I cannot imagine the pain and the dreams that come out of it.
cancer is the loneliest hunter. thanks for the sentiments. fia
Powerfully penned, Ghosteen. Excellent write my friend. Appreciate you.
Damian
many thanks damian. of all the sites i have ever vistied, you are the most supportive & encouraging. says much about you as a person.

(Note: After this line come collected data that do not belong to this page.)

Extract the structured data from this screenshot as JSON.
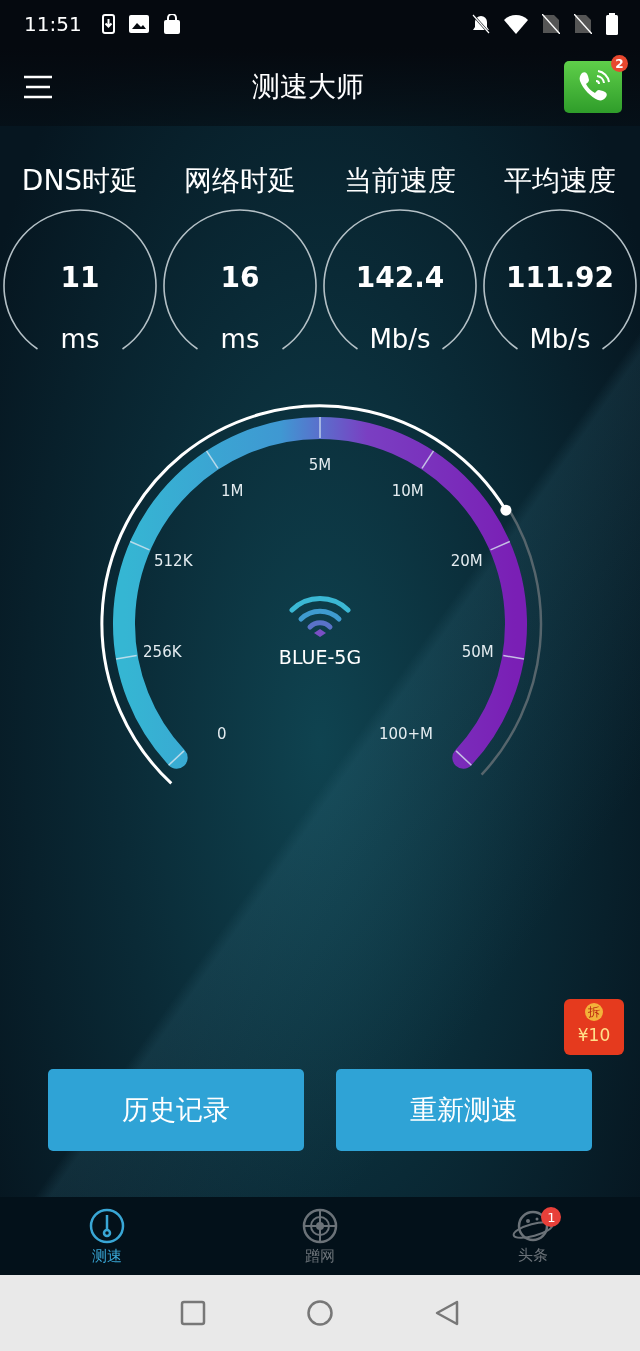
{
  "status_bar": {
    "time": "11:51"
  },
  "header": {
    "title": "测速大师",
    "call_badge": "2"
  },
  "stats": [
    {
      "label": "DNS时延",
      "value": "11",
      "unit": "ms"
    },
    {
      "label": "网络时延",
      "value": "16",
      "unit": "ms"
    },
    {
      "label": "当前速度",
      "value": "142.4",
      "unit": "Mb/s"
    },
    {
      "label": "平均速度",
      "value": "111.92",
      "unit": "Mb/s"
    }
  ],
  "gauge": {
    "scale": [
      "0",
      "256K",
      "512K",
      "1M",
      "5M",
      "10M",
      "20M",
      "50M",
      "100+M"
    ],
    "network": "BLUE-5G"
  },
  "promo": {
    "tag": "拆",
    "amount": "¥10"
  },
  "buttons": [
    "历史记录",
    "重新测速"
  ],
  "tabs": [
    {
      "label": "测速",
      "kind": "gauge",
      "selected": true
    },
    {
      "label": "蹭网",
      "kind": "target",
      "selected": false
    },
    {
      "label": "头条",
      "kind": "planet",
      "selected": false,
      "badge": "1"
    }
  ]
}
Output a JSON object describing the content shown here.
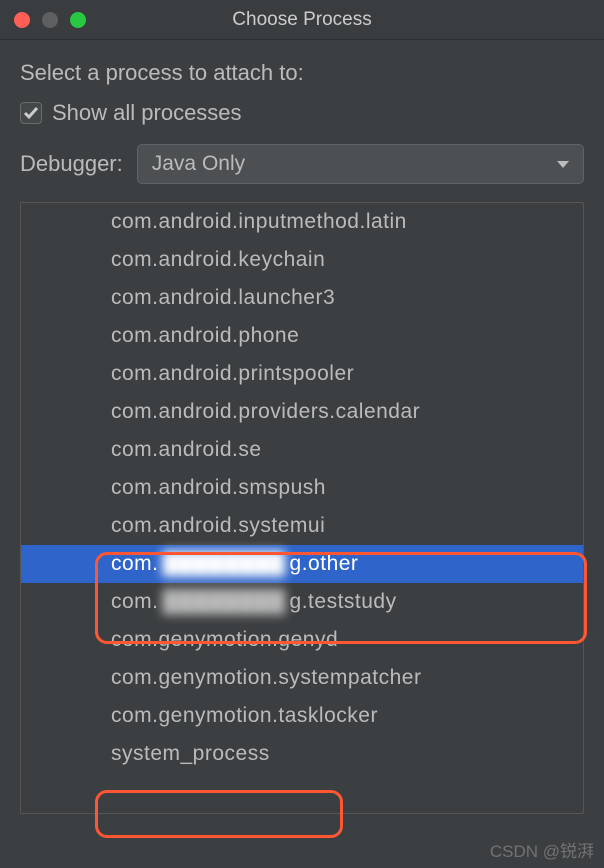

That’s kind of you to say my friend. Appreciate you.
Damian
Dear R,
This years at my heart strings. Makes me think of Eerie. And my heart bleeds. This piece is so strong it has its own pulse. H 🌷
diolch H. when a kind soul such as yourself emotionally responds to my tatty words, it makes it worthwhile. eerie touched your heart, that is all we can ask in this trapeze and circus we call life. x
“When one was hurting silently
the other one knew loudly; ” – This is actually very clever and damn accurate. Props for that bit of genius.
The write itself is brutally honest and centered once for heart and once for the head. This is why I search your writes out, for the skill. Awesome write, Rob.
you are not exactly bereft of writing skills yourself my friend. far from it.
that’s twice cancer has sliced my heart. moving on with so much love delivered to my spine.
thanks too for the ‘comments’ insight.